Chegou a hora de atualizar nossas idéias e de voltar a compreender que a cultura, entendida como a política, a arte, a religião e a ciência, existe para promover o desenvolvimento humano, isto é, das potencialidades latentes, das virtudes do ser humano.

Há muito anos, como sociedade, chegamos a compreender que se queremos construir o futuro necessitamos contar com homens e mulheres sãos, honestos, valentes, fortes e generosos. A época dos enfermos, descarados, covardes, débeis e egoístas teve um custo muito alto e não podemos deixar essa herança para as futuras gerações.

Atualizar as idéias é despertar o filósofo que todos levamos conosco, fazer-nos novamente essas perguntas fundamentais e ter o valor de buscar as respostas, embora isso signifique que devamos mudar e nos modificar, porque nessa mudança está a renovação. Se nos renovarmos constantemente, seremos capazes de construir o futuro e fazer um Mundo que não seja apenas Novo, mas Melhor.

Reencarnação, patrimônio da humanidade

Ao longo de toda a história da humanidade, há algo que preocupou os seres humanos, é o sentido da vida.

Grécia

Na Grécia, os mistérios de Elêusis e de Dionísio devem ter revelado segredos aos iniciados. A teoria da reencarnação provavelmente foi algo completamente natural, a julgar pelas conseqüências que trouxe aos homens de seu tempo. Estes conhecimentos secretos e não divulgados conseguiram civilizar os homens e mulheres durante quase dos mil anos.

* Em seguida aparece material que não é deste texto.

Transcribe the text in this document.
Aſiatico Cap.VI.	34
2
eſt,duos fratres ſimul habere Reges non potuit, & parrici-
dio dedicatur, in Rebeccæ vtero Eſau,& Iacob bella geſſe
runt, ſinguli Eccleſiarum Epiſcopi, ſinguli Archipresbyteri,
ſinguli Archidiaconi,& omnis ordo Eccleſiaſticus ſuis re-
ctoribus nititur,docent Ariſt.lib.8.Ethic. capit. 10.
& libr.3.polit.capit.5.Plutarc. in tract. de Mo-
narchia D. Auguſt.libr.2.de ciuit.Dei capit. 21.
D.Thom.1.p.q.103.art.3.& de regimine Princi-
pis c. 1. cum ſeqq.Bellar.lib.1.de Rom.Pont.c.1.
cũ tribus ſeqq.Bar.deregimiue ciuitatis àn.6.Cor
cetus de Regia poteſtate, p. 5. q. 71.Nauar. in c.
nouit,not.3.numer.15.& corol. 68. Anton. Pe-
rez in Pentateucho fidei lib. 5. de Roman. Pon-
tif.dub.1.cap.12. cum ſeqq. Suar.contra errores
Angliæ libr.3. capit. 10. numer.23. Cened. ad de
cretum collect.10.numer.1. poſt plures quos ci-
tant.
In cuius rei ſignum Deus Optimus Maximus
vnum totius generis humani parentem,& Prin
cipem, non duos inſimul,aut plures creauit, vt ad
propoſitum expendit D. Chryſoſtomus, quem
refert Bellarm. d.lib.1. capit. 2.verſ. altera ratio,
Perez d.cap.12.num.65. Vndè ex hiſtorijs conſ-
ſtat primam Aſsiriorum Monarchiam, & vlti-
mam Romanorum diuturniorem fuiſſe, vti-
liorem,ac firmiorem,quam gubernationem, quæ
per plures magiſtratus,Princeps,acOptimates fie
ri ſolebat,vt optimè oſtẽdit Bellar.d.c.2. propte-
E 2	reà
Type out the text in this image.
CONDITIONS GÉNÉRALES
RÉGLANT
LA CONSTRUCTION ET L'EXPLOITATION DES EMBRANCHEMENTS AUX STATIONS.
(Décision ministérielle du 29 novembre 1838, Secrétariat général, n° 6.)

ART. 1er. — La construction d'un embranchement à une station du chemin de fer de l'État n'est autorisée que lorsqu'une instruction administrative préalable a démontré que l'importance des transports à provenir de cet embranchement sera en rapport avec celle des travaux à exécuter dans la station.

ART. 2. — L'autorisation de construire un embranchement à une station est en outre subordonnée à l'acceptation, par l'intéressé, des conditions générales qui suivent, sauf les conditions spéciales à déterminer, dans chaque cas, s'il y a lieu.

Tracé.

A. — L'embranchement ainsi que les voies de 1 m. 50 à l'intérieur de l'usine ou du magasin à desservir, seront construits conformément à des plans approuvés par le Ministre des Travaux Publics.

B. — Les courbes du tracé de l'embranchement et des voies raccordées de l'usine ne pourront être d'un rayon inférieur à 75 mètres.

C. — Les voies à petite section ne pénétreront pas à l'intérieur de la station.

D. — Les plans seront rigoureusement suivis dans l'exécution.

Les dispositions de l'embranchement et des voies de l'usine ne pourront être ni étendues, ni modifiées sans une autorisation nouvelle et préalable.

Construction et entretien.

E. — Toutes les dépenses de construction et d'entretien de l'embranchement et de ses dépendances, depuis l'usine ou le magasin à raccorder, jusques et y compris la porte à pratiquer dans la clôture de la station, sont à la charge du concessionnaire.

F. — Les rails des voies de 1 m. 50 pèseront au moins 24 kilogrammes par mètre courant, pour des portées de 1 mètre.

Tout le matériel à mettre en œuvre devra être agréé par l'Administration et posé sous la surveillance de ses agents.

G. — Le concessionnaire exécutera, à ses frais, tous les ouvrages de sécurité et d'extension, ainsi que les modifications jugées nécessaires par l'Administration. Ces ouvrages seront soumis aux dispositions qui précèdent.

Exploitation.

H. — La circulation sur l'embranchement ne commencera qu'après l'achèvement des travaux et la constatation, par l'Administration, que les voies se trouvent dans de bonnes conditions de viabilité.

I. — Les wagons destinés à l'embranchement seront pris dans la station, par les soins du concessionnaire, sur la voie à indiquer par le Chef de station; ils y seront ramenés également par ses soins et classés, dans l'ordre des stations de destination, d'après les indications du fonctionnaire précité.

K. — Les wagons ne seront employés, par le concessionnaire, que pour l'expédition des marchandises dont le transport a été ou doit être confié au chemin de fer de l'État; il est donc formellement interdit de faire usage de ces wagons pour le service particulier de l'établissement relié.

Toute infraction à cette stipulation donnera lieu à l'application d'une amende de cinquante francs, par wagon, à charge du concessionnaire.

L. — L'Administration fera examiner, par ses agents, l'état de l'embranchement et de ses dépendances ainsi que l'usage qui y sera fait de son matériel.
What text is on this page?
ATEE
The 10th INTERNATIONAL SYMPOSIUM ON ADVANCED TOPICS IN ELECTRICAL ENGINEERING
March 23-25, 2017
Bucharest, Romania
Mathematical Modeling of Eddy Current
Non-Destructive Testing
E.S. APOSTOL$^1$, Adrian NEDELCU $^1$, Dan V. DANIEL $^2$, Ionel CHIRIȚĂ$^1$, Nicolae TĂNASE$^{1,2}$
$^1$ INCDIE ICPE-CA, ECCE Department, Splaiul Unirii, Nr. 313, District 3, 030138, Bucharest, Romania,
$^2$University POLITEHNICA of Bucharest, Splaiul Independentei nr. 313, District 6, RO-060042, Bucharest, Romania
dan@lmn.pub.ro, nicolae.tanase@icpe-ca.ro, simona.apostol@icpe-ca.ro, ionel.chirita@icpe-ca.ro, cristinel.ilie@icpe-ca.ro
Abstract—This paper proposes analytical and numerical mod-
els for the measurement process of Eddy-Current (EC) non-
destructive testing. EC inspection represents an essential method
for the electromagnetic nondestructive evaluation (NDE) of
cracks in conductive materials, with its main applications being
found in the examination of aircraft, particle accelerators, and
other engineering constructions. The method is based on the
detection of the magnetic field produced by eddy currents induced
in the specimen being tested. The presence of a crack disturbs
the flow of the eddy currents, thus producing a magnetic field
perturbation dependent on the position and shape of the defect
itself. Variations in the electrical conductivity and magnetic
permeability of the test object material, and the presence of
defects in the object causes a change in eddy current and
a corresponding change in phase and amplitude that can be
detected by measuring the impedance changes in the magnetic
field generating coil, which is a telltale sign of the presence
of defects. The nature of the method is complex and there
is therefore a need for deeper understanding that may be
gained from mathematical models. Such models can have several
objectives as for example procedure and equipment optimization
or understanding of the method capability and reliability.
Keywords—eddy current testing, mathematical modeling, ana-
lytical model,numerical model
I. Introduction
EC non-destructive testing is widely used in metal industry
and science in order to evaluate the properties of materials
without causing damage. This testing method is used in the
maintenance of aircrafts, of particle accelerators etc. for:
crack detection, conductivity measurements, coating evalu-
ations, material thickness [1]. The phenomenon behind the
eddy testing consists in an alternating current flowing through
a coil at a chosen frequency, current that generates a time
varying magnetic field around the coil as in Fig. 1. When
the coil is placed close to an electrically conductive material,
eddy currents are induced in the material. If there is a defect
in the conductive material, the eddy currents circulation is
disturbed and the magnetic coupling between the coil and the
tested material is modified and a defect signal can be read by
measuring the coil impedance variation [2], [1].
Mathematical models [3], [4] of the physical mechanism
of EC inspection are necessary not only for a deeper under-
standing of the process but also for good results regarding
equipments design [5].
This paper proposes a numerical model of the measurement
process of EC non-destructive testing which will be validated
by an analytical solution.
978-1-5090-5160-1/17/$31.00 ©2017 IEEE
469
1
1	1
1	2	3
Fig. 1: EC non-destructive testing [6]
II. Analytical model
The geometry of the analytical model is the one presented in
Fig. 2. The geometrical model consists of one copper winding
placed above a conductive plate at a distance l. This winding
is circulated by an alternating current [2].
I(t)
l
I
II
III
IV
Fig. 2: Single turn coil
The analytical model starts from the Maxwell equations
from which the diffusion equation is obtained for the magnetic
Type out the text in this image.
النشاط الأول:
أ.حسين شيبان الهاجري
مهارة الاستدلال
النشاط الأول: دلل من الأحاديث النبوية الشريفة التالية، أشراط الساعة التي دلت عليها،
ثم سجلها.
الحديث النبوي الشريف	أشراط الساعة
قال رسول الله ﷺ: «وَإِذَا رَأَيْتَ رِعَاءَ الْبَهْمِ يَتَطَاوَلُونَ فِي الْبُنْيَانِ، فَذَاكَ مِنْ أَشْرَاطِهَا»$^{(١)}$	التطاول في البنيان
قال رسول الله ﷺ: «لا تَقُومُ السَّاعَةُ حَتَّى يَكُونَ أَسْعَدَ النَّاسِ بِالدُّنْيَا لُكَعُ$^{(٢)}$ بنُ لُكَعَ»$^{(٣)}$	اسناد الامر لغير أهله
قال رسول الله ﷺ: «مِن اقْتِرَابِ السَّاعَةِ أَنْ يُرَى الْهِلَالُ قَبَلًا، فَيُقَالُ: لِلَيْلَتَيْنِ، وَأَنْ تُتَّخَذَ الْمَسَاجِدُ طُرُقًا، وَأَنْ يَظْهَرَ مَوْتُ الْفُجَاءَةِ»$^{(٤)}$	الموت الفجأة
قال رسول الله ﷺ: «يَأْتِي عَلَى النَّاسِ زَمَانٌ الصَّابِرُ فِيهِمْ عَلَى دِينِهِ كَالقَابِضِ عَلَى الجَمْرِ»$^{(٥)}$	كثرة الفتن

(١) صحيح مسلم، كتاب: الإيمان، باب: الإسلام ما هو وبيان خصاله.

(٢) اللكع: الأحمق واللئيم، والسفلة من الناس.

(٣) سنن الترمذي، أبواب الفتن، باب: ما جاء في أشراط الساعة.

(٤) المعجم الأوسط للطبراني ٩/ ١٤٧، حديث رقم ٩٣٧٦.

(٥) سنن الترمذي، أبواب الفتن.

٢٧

Cícero, que foi iniciado nos mistérios de Elêusis, fala deles com fervor: “[…] é o maior bem que Atenas aportou aos homens, porque nos fizeram passar de uma vida selvagem a uma vida mais humana”. Assinala que, ao terem tido contato, homens e mulheres, com certas experiências mistéricas, estas lhes haviam permitido se conhecer na sua parte mais profunda e sagrada.

Lúcio Apuleio também nos fala na sua Apologia da Reencarnação sobre a alma, que habita temporariamente num corpo material. Textualmente disse: “[…] a alma humana, que vem de fora para habitar no albergue transitório de um corpo… que, sem dúvida é imortal e divina.”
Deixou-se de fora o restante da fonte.